Gratuities have always been an issue, and nowhere more so than in Europe, with the British probably leading the way on balance in terms of whether, when and how much they tip.

Tipping came to mind again recently with the sad passing of that great hospitality critic, film director and English treasure Michael Winner. His radio tribute reminded us of Michael’s determination to help us Europeans get it right regarding gratuities. We shared similar views in this respect.

In many ways North Americans have it correct. They value and identify service well. When it happens they are very prepared to award a service payment even to the extent of different levels in varying establishments. In Europe we are following the trend better than perhaps we used to. Good service is good service wherever it takes place.

The one thing, however, that annoys us greatly — and evidently Michael Winner felt the same way — is the practice of charging a level of service and then not closing the bill, but leaving space for a further gratuity. This has happened to us recently in both New York and London.

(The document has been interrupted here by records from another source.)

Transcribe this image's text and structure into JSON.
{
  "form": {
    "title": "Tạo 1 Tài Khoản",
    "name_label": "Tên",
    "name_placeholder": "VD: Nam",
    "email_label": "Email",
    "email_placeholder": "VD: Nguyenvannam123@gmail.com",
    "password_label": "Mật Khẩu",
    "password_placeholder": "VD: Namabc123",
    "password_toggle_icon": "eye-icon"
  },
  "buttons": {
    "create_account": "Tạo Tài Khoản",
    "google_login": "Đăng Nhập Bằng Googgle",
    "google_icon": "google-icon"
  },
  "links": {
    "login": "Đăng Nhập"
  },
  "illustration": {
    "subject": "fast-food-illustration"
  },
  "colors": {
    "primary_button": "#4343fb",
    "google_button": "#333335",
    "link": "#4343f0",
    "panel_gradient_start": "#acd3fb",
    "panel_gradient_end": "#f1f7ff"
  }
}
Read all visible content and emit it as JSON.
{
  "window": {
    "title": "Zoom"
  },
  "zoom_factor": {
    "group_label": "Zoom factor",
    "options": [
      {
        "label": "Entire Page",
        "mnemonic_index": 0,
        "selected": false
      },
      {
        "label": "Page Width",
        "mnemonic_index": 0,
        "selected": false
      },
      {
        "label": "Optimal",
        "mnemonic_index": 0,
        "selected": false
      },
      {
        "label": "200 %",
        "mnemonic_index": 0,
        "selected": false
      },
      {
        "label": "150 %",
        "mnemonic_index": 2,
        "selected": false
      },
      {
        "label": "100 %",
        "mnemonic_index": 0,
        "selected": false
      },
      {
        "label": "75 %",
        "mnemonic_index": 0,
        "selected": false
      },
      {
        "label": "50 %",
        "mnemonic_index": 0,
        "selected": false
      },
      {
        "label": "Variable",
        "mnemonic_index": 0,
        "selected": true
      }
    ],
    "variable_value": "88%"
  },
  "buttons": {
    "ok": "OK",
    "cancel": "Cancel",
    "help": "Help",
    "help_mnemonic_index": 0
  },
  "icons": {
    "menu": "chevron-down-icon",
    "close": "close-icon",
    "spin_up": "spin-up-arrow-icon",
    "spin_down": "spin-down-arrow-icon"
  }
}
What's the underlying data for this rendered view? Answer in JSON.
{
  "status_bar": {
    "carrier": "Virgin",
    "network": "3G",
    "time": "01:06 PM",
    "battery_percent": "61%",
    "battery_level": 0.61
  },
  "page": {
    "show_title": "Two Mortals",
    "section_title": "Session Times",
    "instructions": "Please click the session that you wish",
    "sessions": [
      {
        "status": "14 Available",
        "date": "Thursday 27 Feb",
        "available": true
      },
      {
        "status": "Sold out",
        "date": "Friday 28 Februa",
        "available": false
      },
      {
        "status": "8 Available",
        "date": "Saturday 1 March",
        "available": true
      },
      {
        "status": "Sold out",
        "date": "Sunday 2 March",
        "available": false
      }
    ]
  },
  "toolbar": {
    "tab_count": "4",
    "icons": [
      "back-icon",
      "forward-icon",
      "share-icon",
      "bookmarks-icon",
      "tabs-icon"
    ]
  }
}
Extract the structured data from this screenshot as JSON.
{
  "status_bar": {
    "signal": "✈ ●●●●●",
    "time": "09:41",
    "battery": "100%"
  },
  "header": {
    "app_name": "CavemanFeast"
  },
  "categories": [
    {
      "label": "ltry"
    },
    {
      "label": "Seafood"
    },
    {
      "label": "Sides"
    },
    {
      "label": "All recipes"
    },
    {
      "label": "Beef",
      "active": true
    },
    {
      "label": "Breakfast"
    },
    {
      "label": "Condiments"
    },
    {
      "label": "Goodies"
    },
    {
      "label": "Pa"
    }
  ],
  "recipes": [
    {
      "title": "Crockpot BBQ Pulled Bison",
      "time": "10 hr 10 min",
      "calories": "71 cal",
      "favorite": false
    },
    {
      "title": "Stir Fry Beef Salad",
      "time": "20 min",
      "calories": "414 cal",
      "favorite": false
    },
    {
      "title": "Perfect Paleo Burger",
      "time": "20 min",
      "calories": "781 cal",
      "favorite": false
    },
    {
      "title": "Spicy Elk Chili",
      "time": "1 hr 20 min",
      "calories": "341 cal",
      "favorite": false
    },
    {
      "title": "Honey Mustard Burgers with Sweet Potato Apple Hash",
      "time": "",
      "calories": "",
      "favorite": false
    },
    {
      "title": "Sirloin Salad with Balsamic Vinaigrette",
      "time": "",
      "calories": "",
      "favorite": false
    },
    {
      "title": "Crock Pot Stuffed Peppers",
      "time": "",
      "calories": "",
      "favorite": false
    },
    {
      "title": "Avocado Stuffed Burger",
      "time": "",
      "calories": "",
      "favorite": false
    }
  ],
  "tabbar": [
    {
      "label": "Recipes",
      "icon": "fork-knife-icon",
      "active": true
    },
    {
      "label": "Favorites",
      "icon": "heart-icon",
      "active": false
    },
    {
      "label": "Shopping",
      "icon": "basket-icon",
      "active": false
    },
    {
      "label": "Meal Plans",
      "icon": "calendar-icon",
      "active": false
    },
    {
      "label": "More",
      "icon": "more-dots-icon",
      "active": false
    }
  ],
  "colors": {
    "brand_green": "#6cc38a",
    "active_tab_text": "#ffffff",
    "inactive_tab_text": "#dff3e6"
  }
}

It is discourteous, embarrassing and has an air of mischief about it. I also think it will inhibit us ever getting it right in Europe.

Many Europeans return from visits to the United States and comment about the constant expectation of service staff to receive a gratuity. Personally I think the general convention is a good one and is a major part of the North American pride and success in delivering high service standards and recruiting well. Eradicating what may be considered bad practice is, however, relevant in any area of operation.

Do you agree, and what are your current thoughts on the matter generally?